Вазир молча положил пачку пергаментных листков на стол. И молвил:
— Донесения с мест за неделю, государь.
— Читай самые важные!
— Вот из Ахпата. В притворе драка в прошлое воскресенье приключилась. Нового архиепископа избить хотели сторонники Григориса, с трудом отстояли владыку иереи, — докладывал Исраел.
— Провести дознание. Самых рьяных отправить к Григорису на Севан. Пусть вместе сидят! — распорядился Захарий.
— А вот вести из Оромоса. Отец-келарь обители похвалялся, «на пять лет, мол, запасов зерна я собрал в закрома монастырские».
— То не плохо, запасливыми всегда были монахи! — заметил правитель.
— А дальше сообщает проведчик: «А еще тер-Матевос говорил: будет-де война с агарянами, не хватит в Ани хлеба, золотой за меру будут анийцы платить!» — продолжал вычитывать вазир.
— Ну и негодяй! — вскипел Захарий. — Недаром рассказывали мне анийцы, как при эмирах на нужде народной наживались святые отцы. Поди, и в других обителях немало хлеба припрятано, а? Недаром чуть не половину земель отцы в Айастане захватили — по нашей же глупости княжеской, через пожертвования! Полторы сотни монастырей насчитывают в моих владениях. И ничего с этим не поделаешь — попробуй хоть один закрыть! Наоборот — новые все воздвигают, от службы воинской и других повинностей уклоняясь. Так вот, Исраел, возьми себе на заметку — выяснить надо, где, какие запасы зерна в обителях находятся, и в случае нужды (а о войне с султаном тер-Матевос, кажется, правильно судит!) заберете излишки на пропитание войсковое. Так-то!

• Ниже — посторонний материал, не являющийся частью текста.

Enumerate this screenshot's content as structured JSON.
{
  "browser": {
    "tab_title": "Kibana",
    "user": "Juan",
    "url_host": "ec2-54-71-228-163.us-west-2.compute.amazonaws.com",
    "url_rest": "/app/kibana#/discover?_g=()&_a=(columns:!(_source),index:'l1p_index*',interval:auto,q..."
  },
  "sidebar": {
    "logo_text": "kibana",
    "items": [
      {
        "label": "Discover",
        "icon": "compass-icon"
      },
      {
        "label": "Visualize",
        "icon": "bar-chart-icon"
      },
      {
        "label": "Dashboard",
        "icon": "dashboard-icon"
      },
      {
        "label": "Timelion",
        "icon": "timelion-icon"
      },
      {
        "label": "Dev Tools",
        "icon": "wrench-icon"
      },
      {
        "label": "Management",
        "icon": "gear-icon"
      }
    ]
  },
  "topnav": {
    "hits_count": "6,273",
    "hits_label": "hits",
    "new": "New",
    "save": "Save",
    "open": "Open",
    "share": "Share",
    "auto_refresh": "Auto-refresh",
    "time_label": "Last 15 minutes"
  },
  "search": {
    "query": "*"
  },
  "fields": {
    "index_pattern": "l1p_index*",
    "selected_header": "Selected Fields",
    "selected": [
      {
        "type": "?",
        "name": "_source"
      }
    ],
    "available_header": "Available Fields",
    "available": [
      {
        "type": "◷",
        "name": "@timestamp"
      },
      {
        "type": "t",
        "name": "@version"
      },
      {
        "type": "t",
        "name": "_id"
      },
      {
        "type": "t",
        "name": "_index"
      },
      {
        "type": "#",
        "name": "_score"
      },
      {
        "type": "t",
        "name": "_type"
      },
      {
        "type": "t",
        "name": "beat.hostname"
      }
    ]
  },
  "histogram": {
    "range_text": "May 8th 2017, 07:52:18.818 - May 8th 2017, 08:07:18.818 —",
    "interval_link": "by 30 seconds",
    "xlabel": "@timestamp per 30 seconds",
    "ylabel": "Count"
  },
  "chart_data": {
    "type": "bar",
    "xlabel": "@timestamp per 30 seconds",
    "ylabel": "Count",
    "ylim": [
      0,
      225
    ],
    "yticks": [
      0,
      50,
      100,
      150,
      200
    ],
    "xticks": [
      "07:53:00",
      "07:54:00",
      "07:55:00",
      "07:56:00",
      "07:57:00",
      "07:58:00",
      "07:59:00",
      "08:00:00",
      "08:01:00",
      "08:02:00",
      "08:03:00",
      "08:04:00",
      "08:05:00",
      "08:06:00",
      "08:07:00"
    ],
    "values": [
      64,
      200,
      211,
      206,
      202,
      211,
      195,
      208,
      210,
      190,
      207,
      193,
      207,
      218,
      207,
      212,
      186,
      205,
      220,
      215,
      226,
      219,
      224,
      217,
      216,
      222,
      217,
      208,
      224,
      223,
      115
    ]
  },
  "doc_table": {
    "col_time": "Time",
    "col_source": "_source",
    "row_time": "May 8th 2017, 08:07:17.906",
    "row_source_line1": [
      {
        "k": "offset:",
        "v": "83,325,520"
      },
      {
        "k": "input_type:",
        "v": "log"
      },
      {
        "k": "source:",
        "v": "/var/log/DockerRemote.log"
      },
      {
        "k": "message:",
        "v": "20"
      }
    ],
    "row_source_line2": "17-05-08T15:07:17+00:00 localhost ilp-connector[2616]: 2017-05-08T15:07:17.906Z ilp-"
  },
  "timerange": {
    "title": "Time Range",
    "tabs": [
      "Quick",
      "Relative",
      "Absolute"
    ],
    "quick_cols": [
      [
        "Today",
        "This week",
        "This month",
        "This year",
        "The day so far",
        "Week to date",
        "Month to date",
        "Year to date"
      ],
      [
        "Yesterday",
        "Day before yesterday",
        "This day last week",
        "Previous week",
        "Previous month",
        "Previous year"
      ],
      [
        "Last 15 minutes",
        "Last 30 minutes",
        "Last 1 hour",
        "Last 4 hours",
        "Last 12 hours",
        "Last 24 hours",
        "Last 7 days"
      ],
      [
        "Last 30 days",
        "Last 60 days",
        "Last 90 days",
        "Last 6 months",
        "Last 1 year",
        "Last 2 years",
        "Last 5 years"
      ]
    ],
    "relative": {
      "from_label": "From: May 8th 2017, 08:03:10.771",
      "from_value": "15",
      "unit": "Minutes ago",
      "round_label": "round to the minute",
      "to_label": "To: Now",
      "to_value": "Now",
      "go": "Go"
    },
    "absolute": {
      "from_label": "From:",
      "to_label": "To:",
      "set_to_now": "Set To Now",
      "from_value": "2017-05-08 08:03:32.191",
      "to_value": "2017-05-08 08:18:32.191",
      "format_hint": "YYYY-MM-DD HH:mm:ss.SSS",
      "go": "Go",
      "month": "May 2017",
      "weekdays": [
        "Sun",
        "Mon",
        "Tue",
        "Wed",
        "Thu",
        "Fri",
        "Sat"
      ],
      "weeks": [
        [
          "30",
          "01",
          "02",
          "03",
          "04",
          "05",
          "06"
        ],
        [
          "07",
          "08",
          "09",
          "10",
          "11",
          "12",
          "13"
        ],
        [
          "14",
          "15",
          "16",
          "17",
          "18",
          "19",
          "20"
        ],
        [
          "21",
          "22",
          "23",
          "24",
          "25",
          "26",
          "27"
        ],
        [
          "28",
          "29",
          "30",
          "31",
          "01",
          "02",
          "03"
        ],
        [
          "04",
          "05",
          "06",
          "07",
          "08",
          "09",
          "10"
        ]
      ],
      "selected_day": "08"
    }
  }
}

Не все мог высказывать своему державному питомцу преподобный Мхитар Гош, предпочитая изливать душу перед новым любимцем иноком Ванаканом.
— Вот, хочешь ты, сын мой, писать историю народа армянского, продолжить труд великих историографов — Моисея Хоренаци, Фавстоса и многих других. Но, поверь, нелегко быть анналистом нелицеприятным, описывать деяния людские правдиво и точно. К примеру скажу, прибыл ты, после долгого путешествия, с решением соборным об алтарях походных бесспорным и каноничным. Так, Иоаннес?
— Воистину так, отче.
— На решение ополчились архиепископ Григорис и многие другие отцы, даже пострадали за это! А почто ополчились, спрашиваю?.. Какова их цель?
— Не ведаю, — развел руками Ванакан.
— Первая причина — вражда отцов восточных к владыкам киликийским, что хотят Церковью св. Григория управлять, хоть и покинули Айастан для более спокойного проживания в краях далеких. Увы, увы! К чему стеной глухой от прочих верующих отгораживаться, единство народов братских, соседей вековечных нарушать? Почто единство бранное нарушать? В этом Закарэ полностью прав!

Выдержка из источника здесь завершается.